Judge rules Henri van Breda’s initial statement admissible as evidence
In addition to this, the judge ruled that the press is allowed to publish the post-mortem results.
CAPE TOWN - Western Cape High Court Judge Siraj Desai has ruled that family axe murder accused Henri van Breda's police statement can be used as evidence.
In addition to this, the judge ruled that the media is allowed to publish the post-mortem results, but asked that they be sensitive when publishing it.
#VanBreda Desai has also ruled to allow initial statement be submitted as evidence. MM— EWN Reporter (@ewnreporter) June 1, 2017
On Wednesday, the prosecution and defence made closing arguments in the matter pertaining to the admissibility of Van Breda's statement to police on the morning after the attack on his family.
The defence argued that Van Breda was questioned as a suspect and that his constitutional rights were violated, while the State claimed he was a witness at that stage.
The defence said there were several factors suggesting that Van Breda was a suspect, including the fact that he was questioned in the detectives' communal offices while dressed only in his underpants.
Defence advocate Pieter Botha said that his client was not informed of his rights or given any food.
Van Breda is accused of killing his parents and older brother, and severely wounding his younger sister in their De Zalze home.

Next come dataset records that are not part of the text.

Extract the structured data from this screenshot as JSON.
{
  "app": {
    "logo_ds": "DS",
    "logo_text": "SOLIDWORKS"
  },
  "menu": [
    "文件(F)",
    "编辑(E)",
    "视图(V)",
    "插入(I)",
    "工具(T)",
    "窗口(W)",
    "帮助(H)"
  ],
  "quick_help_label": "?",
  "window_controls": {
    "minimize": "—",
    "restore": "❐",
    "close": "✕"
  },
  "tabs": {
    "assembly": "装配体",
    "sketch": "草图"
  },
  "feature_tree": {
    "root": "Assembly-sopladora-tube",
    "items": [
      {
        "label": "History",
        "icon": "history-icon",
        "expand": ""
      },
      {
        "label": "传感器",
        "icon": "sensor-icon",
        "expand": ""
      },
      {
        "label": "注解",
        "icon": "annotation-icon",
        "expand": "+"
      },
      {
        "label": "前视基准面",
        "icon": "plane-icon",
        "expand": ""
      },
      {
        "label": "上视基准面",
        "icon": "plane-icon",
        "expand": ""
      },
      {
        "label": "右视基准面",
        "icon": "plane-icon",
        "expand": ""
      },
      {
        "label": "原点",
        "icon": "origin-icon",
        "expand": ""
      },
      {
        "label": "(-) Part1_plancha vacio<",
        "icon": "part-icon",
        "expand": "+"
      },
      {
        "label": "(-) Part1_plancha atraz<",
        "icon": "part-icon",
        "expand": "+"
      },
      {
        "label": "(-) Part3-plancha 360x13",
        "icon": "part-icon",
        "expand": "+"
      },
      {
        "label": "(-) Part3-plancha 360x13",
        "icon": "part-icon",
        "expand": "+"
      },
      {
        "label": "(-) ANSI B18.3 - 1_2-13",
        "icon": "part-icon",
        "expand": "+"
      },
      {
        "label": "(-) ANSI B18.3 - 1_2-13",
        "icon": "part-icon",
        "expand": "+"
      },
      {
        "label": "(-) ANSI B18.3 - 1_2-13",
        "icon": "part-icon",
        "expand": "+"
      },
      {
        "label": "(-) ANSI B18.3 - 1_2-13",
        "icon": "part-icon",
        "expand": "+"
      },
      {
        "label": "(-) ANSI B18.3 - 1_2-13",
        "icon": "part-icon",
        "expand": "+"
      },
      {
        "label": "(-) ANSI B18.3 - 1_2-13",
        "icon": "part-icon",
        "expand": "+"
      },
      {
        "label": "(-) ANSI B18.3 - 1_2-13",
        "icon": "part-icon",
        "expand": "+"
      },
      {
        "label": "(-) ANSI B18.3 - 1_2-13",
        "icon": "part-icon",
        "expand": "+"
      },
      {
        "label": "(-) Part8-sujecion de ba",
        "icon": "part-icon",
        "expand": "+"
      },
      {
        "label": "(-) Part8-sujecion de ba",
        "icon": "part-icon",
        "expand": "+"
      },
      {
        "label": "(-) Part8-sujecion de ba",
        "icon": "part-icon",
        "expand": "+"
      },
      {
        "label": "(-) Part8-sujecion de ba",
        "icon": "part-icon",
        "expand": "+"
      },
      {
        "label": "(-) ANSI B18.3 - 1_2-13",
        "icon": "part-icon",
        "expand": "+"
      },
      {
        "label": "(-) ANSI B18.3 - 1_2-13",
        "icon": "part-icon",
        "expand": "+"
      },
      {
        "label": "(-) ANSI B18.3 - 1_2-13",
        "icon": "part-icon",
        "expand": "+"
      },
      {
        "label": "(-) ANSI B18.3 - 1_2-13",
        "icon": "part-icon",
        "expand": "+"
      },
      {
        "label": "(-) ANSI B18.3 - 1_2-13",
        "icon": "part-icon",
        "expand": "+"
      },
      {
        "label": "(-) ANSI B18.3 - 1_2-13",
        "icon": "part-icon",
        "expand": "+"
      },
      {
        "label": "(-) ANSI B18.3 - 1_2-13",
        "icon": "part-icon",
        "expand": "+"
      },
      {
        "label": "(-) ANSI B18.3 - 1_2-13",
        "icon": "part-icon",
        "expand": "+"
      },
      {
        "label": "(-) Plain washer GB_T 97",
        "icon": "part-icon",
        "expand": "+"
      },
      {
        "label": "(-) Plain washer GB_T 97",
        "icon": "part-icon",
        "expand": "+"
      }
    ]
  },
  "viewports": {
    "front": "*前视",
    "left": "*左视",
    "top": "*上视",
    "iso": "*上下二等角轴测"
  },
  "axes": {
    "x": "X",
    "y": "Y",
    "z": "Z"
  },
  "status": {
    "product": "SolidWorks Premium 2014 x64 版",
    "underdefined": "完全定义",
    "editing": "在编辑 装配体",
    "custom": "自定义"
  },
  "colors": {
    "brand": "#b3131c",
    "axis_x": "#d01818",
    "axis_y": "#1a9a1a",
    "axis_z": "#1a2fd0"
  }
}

In his plea explanation, he claimed that a balaclava-clad, axe-wielding intruder attacked his family.
While Sergeant Adrian Kleynhans had testified that it would have been impossible for intruders to gain access, the defence demonstrated that security breaches aren't impossible.
Last week, however, a forensic pathologist said the accused’s injuries were “neat and parallel”.
Doctor Marianne Tiemensma told the Western Cape High Court several of Van Breda's injuries could have been self-inflicted.
Doctor Tiemensma found that Van Breda's explanation of the attack did not correspond with the wounds he sustained.
The accused claimed that he was injured during a push-and-pull struggle with an axe-wielding intruder.
But the doctor questions why his wounds were equal in depth and parallel if he was involved in a scuffle.
The defence has told the court that the attacker tried to slash the accused's throat with a knife, but he managed to deflect it.
The accused’s uncle described him as being "very emotional" following the attack on his family.
Andre du Toit has been testifying in relation to the admissibility of Van Breda's police statement he signed on the morning after the attack in January 2015.
Du Toit says he and his wife only saw Van Breda later that day on 27 January 2015 at the home of Marli’s then-boyfriend James Reade-Jahn in Somerset West.
Other family friends were also there. Du Toit has described Van Breda as being "very emotional" as he kept on crying and stuttering because he was speaking fast.
Prosecutor Susan Galloway says the police officers and doctors who examined Van Breda that day, say the accused didn't show any emotion and was calm when they were with him.
Galloway has asked Du Toit if it's possible that Van Breda could've had a beer while at the Reade-Jahn home, before another doctor examined him later that day, but Du Toit says he doesn't know.
The prosecution against Van Breda argued that his demeanour around his family and friends was different to how he acted around police and doctors following the attack.